This article was originally published by NPR on 24 March 2020.
If you prefer listening to reading, here's the audio file from NPR.
With school closures happening all across the country due to the coronavirus outbreak, public schools are varying widely in what they offer. School districts have a legal obligation to provide equitable learning opportunities and it can be hard for schools to guarantee access to necessary hardware, like laptops and WiFi, for all students, so some are confining themselves to handing out optional "enrichment" lessons.
If you're one of the tens of millions of parents who are now essentially homeschooling your kids, we have some tips to help you keep your kids engaged and everyone sane. (And here's a comic version of these homeschooling tips!)
Know your kid
Strong learners can do even better independently, but weaker learners may really struggle. "Online [and independent] learning is really hard for a lot of people. It requires a lot of self-regulated learning skills," says MIT education researcher Justin Reich.

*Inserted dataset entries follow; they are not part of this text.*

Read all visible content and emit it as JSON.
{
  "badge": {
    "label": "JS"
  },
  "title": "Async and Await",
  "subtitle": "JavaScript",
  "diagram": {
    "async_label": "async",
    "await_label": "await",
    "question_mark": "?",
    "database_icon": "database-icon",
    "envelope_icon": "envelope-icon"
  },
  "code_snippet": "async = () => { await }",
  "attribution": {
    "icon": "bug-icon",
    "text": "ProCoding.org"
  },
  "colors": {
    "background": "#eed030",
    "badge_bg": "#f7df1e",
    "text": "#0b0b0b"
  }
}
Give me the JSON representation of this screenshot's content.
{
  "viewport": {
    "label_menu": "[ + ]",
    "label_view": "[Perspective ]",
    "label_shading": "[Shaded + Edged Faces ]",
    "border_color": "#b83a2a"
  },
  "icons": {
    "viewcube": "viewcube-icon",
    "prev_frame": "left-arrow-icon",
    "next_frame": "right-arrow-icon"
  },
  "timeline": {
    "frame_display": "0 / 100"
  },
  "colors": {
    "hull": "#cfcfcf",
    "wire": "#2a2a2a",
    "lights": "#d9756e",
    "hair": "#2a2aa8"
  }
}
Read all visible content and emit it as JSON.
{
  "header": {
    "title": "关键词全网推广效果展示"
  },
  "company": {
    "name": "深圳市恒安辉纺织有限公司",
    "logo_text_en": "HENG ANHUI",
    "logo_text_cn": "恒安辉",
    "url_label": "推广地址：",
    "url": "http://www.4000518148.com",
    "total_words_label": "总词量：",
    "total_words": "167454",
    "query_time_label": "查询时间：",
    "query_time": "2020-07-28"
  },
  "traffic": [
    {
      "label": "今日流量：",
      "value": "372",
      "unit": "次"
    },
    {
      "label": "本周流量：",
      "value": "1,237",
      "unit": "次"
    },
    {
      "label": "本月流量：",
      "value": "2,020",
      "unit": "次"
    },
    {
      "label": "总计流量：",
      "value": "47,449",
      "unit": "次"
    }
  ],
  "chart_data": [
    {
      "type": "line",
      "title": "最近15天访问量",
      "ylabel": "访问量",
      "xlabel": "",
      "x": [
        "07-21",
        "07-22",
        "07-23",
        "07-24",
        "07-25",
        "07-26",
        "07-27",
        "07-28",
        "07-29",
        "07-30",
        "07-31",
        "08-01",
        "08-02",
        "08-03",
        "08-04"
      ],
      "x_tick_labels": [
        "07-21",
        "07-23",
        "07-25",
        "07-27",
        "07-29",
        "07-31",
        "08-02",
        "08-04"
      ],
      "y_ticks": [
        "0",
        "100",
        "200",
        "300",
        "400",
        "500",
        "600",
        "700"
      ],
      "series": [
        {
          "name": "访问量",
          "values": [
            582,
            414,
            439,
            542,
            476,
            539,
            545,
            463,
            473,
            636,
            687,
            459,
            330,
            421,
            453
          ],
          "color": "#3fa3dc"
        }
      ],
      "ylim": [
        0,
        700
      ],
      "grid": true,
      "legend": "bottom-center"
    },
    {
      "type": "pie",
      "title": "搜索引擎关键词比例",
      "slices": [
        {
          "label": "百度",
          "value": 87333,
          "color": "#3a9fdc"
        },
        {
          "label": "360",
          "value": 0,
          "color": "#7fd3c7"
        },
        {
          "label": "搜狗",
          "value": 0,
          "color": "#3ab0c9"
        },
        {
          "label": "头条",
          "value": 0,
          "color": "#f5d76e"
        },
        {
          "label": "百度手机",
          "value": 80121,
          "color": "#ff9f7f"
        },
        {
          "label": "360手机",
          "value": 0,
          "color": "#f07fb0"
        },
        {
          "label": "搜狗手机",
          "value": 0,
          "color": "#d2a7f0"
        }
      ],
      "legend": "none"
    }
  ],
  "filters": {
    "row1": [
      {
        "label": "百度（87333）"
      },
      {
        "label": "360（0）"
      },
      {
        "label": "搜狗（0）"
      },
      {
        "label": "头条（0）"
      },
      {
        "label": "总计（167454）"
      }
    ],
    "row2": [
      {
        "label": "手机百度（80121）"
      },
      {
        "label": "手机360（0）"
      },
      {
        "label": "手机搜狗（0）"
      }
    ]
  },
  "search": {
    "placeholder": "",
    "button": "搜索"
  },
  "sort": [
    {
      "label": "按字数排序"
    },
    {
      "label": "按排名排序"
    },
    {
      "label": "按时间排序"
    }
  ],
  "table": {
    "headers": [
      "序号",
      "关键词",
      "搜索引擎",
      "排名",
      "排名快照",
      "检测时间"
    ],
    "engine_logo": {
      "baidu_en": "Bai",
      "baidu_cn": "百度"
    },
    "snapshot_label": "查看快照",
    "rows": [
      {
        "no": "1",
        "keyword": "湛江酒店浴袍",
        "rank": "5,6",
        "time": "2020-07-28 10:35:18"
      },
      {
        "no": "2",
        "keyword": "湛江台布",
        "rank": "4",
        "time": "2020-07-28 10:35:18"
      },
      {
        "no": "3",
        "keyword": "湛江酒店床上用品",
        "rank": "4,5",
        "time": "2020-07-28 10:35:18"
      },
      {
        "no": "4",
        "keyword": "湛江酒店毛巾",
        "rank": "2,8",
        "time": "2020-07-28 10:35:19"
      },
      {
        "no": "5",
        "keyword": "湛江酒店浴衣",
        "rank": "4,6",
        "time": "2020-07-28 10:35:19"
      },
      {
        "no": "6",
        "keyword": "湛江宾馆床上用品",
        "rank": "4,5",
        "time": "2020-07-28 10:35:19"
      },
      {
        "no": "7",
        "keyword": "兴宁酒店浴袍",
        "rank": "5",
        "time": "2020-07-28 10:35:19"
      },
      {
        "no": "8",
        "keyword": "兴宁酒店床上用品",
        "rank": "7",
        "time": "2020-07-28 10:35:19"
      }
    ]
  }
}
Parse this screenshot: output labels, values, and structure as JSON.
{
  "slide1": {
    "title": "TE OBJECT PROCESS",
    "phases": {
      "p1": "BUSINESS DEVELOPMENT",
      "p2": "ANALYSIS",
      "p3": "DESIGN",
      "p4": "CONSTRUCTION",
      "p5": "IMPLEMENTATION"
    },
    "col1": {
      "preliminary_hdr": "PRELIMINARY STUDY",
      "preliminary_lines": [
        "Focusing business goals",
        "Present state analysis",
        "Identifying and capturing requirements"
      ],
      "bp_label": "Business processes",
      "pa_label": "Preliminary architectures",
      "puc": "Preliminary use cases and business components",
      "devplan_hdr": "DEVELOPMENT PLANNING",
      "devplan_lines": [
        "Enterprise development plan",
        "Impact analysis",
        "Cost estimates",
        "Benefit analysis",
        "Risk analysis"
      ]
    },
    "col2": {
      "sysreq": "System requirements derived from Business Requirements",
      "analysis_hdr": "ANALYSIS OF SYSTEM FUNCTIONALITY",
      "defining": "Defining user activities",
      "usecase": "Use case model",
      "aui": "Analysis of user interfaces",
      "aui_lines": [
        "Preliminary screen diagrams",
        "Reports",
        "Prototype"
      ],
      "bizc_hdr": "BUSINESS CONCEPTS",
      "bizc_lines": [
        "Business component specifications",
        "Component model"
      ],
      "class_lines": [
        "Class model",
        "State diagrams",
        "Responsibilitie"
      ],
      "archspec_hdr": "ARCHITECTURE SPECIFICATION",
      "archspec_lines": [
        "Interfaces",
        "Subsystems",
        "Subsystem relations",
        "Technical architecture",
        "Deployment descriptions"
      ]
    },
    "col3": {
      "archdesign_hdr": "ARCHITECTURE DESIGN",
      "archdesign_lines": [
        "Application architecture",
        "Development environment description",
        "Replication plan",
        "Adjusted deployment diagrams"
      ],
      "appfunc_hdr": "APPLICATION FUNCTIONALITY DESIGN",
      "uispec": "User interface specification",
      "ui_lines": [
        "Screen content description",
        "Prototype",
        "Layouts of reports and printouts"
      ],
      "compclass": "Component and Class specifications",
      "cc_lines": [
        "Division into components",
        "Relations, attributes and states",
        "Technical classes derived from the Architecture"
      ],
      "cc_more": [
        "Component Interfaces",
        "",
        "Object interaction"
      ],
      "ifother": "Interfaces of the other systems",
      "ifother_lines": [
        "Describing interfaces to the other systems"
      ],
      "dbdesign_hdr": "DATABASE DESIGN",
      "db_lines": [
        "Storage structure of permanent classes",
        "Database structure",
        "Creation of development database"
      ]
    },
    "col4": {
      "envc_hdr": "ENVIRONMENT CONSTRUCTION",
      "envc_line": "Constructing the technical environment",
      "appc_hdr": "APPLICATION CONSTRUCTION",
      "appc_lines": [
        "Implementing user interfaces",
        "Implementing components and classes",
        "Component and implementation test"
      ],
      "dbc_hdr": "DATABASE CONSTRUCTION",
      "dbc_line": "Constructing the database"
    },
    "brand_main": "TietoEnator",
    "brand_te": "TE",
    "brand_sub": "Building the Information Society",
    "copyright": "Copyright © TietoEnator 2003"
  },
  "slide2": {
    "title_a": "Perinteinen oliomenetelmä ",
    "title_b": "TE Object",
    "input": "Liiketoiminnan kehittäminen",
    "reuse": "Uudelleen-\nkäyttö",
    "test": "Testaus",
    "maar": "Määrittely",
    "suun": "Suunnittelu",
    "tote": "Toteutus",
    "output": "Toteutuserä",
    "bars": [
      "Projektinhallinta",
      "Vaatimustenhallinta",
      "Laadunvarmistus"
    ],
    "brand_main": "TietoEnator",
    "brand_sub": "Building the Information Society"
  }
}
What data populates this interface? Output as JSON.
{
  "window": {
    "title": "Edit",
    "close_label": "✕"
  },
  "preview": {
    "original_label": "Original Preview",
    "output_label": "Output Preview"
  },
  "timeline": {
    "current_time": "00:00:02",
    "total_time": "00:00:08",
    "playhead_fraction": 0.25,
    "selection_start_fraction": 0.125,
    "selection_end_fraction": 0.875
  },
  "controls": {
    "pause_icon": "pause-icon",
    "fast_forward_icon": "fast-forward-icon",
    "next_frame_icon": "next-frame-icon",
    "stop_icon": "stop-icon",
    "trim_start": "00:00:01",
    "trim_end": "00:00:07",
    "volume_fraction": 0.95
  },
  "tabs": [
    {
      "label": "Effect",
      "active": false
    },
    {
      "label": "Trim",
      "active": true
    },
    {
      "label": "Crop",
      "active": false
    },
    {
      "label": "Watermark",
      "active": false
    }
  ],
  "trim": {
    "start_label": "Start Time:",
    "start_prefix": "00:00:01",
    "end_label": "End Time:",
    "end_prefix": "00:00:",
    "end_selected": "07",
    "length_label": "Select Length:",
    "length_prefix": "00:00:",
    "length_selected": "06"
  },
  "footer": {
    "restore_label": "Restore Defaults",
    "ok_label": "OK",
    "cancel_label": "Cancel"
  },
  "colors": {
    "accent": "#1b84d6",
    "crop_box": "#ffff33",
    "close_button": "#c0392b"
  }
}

Different kids will do best in different learning environments. If your child learns better in groups, try a Zoom study session with a fellow classmate. The older kids are, the longer they may be able to work on their own. And remember, resources are going to become available slowly for students who need them — you may not have to do this all by yourself.
This is a good time for passion projects.
Ana Homayoun, an educational coach for students in the Bay Area, says this is a good time for kids to pursue interests they haven't had time to focus on in the past. It could be cooking, building in Minecraft, or drawing. Bonus: If it's something they're truly interested in, you won't have to bug them to do it.
Free online resources are amazing but just the beginning.
Free online educational resources don't equal free education. Don't get bogged down by the flood of downloadable PDFs and lesson plans available online. If you're working from home yourself, they can be especially overwhelming.
Instead, find a couple of resources that work and build from there. Prioritize your kid's greatest need and then their biggest interest or passion. Look for resources that will keep them connected to their real-life community — piano lessons, Sunday school and local dance classes are all going online. Grandparents and family friends are volunteering to lead activities like storytime and craft sessions. You're not going to recreate school in one day, so start small.
Set up designated space and time for learning.
Kids may need to move around during the day, but Homayoun suggests having one or two designated areas for learning. Have your kids pack up their materials into a basket so they can put them aside when they're finished.
Same goes for time. While it's good to have a general daily routine, you can also be flexible. It's OK to let your kids sleep in a little later than usual — research shows many of our children and teens are chronically sleep-deprived. Plus, most homeschoolers don't teach seven hours straight a day. Shoot for two to four good academic hours instead. And don't forget to get outside — learning happens outdoors too.
Be forgiving of yourself and your kid.
This is a very stressful time. If you need to put on a movie to get through the day, that's absolutely fine. Homayoun says, "You don't have to home school if it's really going to cause severe emotional distress for everyone involved. And I think that's really important for parents to hear right now because we all feel so much personal pressure."